Still using the DC59 Motorhead like a hand vac, I also vacuumed out my SUV. The DC59 Motorhead sucked up little pieces of plastic, crackers, small stones, dried leaves and anything else it found. It was significantly easier and more convenient than what I normally do - drop six quarters in a gas station vacuum and drag its big, cumbersome hose around, hoping it'll reach everywhere it needs to before time runs out.

Built to last
Built to last Beth McIntire

Built to last

In addition to an assortment of brush heads, the DC59 Motorhead comes with a charger and a wall hanger for out-of-the-way storage.

Dyson claims that its DC58 and DC59 Motorhead models with their digital V6 motors offer three times more suction than any other cordless vacuum, and having thoroughly tested the DC59 Motorhead, I believe it. Dyson also gave the DC59 Motorhead 75 percent more brush bar power than its cousin, the DC59 Animal.

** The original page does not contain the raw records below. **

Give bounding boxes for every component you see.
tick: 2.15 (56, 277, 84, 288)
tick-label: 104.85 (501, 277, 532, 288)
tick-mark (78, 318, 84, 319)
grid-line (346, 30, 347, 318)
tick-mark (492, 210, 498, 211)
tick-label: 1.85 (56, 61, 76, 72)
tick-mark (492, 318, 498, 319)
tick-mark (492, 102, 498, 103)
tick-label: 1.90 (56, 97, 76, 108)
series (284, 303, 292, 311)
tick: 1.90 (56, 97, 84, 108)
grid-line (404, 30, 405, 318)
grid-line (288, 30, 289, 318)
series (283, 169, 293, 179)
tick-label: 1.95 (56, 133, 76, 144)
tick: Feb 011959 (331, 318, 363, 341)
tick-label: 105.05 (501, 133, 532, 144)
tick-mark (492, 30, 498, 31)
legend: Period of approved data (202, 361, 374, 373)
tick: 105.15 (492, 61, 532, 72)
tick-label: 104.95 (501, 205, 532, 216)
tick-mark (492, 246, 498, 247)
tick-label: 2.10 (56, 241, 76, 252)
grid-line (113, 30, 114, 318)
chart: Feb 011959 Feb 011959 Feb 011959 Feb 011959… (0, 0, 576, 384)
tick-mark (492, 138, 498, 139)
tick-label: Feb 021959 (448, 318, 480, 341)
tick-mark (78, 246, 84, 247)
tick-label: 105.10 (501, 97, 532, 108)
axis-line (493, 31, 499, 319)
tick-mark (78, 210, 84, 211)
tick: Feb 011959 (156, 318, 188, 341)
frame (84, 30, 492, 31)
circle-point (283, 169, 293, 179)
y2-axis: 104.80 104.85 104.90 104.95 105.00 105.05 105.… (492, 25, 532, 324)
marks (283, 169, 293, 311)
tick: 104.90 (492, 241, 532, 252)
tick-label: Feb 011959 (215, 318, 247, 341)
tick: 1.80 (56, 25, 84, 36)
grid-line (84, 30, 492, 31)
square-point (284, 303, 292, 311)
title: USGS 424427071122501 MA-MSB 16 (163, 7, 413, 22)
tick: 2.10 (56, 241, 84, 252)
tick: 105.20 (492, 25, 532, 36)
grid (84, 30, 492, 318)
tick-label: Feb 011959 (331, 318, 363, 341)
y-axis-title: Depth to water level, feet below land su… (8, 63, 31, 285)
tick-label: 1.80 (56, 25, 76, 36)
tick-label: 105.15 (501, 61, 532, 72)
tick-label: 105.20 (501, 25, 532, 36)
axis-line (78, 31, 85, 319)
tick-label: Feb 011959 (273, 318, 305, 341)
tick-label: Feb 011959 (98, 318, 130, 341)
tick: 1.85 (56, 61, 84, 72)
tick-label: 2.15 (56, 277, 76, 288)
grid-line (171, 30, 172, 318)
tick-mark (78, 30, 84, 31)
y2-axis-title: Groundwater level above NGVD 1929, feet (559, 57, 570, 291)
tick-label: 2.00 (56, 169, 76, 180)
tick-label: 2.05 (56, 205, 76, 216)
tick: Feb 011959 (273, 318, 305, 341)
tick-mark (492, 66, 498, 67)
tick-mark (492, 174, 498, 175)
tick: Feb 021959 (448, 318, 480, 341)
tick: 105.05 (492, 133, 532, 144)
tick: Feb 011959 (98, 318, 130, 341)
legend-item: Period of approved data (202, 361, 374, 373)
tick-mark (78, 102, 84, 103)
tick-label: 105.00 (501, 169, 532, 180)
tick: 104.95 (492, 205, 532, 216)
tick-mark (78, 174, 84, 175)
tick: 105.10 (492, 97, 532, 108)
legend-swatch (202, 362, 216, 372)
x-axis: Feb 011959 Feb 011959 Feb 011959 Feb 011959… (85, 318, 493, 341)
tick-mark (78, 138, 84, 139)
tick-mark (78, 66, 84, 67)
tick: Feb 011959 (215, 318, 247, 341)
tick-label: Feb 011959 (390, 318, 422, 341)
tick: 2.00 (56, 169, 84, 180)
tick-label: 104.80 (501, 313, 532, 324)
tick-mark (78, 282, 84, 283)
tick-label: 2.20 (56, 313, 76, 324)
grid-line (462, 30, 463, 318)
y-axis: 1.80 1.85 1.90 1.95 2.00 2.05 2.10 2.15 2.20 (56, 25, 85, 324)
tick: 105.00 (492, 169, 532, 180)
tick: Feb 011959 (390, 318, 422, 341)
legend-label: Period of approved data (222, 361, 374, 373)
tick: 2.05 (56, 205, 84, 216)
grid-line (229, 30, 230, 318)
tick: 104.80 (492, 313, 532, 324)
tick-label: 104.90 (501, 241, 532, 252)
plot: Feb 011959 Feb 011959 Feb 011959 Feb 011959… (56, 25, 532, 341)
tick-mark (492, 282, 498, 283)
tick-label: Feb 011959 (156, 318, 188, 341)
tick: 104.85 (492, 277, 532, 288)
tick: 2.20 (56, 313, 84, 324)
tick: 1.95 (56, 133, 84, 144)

I have never seen a cordless vacuum that comes close to the level of suction in the DC59 Motorhead, and it vastly out cleans my regular upright corded vacuum, too. I've seen Dyson's Cyclone Technology in action in other Dyson vacuums, but encountering such performance in a cordless vacuum simply blew me away.

Dyson as a company says it spends over $2.5 million each week on research and development and employs more than 1500 scientists and engineers working on its technology. Dyson subjects its prototypes to 636 different validation tests, punching on/off buttons 20,000 times, dropping them 10,000 times and slamming cleaner heads into iron table legs.

The Dyson DC59 Motorhead comes with a two-year parts and labor warranty and sells for $427 at last check on as well as at select retail stores and

Some may consider that a large chunk of money to spend on a vacuum, but consider that you get a vacuum that's not only built to last but is also versatile enough to function as your main vacuum, plus a cordless vacuum and hand vac for cleaning stairs and vehicles.